Johannesburg - Trade in MTN shares on Monday morning, and potentially over the past two months, could be scoured for evidence of insider trading.
The “timing” of MTN’s announcement of the potentially ruinous R72 billion fine from the Nigerian Communications Commission two hours after the opening of the JSE raised eyebrows, especially since even journalists in Nigeria had known about it the previous day.
The delay could have allowed people in the know to offload shares before the stampede that ensued later in the day.
The mobile giant on Friday belatedly confirmed that it could get into more trouble at home in South Africa and that “senior management of the company and its advisers are currently engaging with the JSE”.
“The JSE can confirm it is investigating the timing of the MTN ... announcement,” read the stock exchange’s own short statement.
It downplayed the risk of a sudden new sanction and added that it “can be a lengthy process”.
The potential transgression would amount to insider trading – proving that would mean combing through trade in MTN shares on Monday morning before the official announcement caused the shares to plummet.
If the JSE finds that someone with knowledge of the fine had got rid of their shares before the general body of shareholders were told about it, the matter would go to the Financial Services Board, which could impose a fine related to the value of the shares sold.
MTN is being raked over the coals for failing to disconnect SIM cards on its network that were not registered in terms of Nigeria’s equivalent of the Regulation of Interception of Communications and Provision of Communication-Related Information Act, popularly known as Rica here.
There were 5.1 million MTN SIM cards on the network in the country when a deadline on August 11 came and went.
A fine of about $1 000 (R13 800) per SIM followed. MTN says it had disconnected all the offending SIM cards by the end of August.

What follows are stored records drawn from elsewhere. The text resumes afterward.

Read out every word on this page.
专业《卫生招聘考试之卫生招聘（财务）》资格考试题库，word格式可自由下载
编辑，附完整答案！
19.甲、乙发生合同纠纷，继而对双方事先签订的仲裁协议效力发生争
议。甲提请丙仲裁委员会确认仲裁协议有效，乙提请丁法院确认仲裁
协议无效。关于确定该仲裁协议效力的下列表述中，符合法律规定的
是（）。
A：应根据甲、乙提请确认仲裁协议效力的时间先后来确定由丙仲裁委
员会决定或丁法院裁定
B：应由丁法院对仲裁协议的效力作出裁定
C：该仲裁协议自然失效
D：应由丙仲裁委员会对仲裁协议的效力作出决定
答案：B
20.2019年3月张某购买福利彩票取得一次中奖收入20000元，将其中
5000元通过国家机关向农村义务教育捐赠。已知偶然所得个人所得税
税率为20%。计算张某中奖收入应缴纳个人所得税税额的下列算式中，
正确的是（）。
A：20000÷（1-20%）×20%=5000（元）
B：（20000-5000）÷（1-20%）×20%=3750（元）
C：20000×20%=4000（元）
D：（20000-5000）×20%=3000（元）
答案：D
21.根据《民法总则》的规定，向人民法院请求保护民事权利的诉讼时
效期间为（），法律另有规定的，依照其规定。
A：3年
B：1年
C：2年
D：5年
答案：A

In its set of results released just over a week ago (October 22), MTN reported how it had also re-registered 3.4 million of the 5.1 million subscribers.
MTN’s announcement about the fine was made on the JSE’s news service at around 11am on Monday. News of the fine had, however, already been leaked to the Nigerian Technology Times and published the previous evening. By 4am on Monday, Nigeria’s Leadership magazine had also followed up on the story.
The JSE will presumably look into any trade in shares on Monday morning before the official confirmation by MTN.
MTN Group CEO Sifiso Dabengwa was in Nigeria this week to bargain with the communications commission about the fine.
The fine of 1 trillion naira (R72 billion) amounts to almost a quarter of the Nigerian government’s federal budget.
It is worth 20% of MTN’s total market value on the JSE – at least it was before the announcement.
It would claim more than a year’s profits for the entire MTN Group.
Enough investors took the threat seriously to offload about 90 million shares this week at prices last seen in 2013, turning the R352 billion company into a R292 billion one.
Ratings agencies Standard & Poor’s and Moody’s downgraded the company’s bonds, potentially costing MTN more money if it intends to raise debt.
The share sell-off will cast a massive shadow over what MTN had hoped would be a good-news week, as its broad-based BEE scheme, Zakhele, starts trading on the JSE’s special BEE segment on Thursday.
Shareholders in the scheme – which owns 4% of MTN – who had hoped to cash in, will have to take a massive loss or hold on to the shares.
The old over-the-counter system for trading Zakhele shares closed last month to prepare for the transition.
After this week’s plunge, the entire Zakhele scheme’s value dropped from R14 billion to R11.4 billion, before the traditional discount that BEE schemes suffer because anyone buying shares has to be approved and confirmed to be a black South African.